Now we know two things about the directrix. One is that it is a vertical line (since it is perpendicular to the axis) and second is that it passes through the point `(0, 2)`. The equation of the directrix is `x = a` where `a` is equal to 0 since it passes through `(0, 2)`.
Thus the equation of the directrix is `x = 0`
2. You know the equation of the parabola
The equation of the directrix can be determined from the equation of the parabola by comparing the equation of the parabola with one of the
four standard forms. Since two equations can only be compared when they are written in the same way, hence if the equation of the parabola is not given in the standard form already, we will have to change it into the standard form by following the
method described here.
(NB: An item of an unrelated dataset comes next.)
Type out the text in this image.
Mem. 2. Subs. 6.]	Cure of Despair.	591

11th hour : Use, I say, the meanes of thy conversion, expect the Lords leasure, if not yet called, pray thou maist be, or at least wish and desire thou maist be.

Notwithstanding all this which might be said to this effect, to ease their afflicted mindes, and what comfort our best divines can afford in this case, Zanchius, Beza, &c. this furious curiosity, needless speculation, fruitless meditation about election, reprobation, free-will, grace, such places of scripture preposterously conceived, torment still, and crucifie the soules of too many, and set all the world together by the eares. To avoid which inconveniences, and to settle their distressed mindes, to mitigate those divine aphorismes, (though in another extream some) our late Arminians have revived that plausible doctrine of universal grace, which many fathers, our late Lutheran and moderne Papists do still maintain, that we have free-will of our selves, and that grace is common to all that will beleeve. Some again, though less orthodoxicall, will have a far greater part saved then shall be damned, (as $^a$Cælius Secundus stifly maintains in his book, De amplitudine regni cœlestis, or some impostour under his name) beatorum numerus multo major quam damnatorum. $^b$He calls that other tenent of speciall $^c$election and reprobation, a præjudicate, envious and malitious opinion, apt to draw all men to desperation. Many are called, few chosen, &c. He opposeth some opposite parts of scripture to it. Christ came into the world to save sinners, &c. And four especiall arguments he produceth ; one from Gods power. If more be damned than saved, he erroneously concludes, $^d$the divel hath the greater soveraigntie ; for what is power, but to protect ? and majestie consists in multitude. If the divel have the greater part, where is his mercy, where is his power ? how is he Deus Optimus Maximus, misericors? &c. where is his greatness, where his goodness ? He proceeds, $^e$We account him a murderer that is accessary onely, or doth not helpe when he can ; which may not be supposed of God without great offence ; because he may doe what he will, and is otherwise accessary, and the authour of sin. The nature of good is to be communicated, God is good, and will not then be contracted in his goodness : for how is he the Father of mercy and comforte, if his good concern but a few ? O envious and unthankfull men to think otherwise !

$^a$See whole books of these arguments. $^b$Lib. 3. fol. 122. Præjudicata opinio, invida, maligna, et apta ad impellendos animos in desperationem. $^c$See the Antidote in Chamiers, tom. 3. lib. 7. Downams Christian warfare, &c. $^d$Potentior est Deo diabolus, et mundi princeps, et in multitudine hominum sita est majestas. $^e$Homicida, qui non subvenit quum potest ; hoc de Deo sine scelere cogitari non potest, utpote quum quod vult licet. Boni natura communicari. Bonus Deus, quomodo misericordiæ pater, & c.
It involves mainly the completing the square method.
For example, you have the equation of the parabola `y^2 = 8x` We already know that the directrix of the standard parabola `y^2 = 4ax` is given by `x = -a`. Thus, comparing `y^2 = 8x` with `y^2 = 4ax`, we get
`4a = 8`, that is
`a = 2`
Therefore the equation of the directrix for the parabola `y^2 = 8x` is `x = -2`.
Similarly you can find the equation of the directrix for all equations that are directly comparable with one of the
four standard forms.
But if the equation of the parabola is not in the standard form already, you can convert it into one of the four standard forms as described in this post. For example, if you have the equation `y = x^2 + 3x + 2`, you can convert it into the standard form by following the procedure described here. The steps of converting the equation into standard form are not given in this post for its length. However, after following the steps as described in the post linked above, you will get the following equation for `y = x^2 + 3x + 2`:
`(x + 3/2)^2 = (y + 1/4)`
We will now substitute `X` in place of `x + 3/2` and `Y` in place of `y + 1/4`, so the equation becomes
`X^2 = Y`
On comparing the above equation with
`x^2 = 4ay`
we get
`4a = 1`
`a = 1/4`
Since we know that the parabola `x^2 = 4ay` has directrix at `y = -a`, therefore this parbola with `a = 1/4` has directrix at
`X = -1/4`
Now we need to convert the capital `X` back to `x`. Since we had substituted `x + 3/2` in place of `X`, therefore we can write,
`x + 3/2 = X`
The equation of the directrix is `X = -1/4`. Thus substituting `X = -1/4` into the above equation we get
`x + 3/2 = -1/4`
`x = -1/4 - 3/2`
`x = -7/4`
Therefore the parabola `y = x^2 + 3x + 2` has the directrix at `x = -7/4`.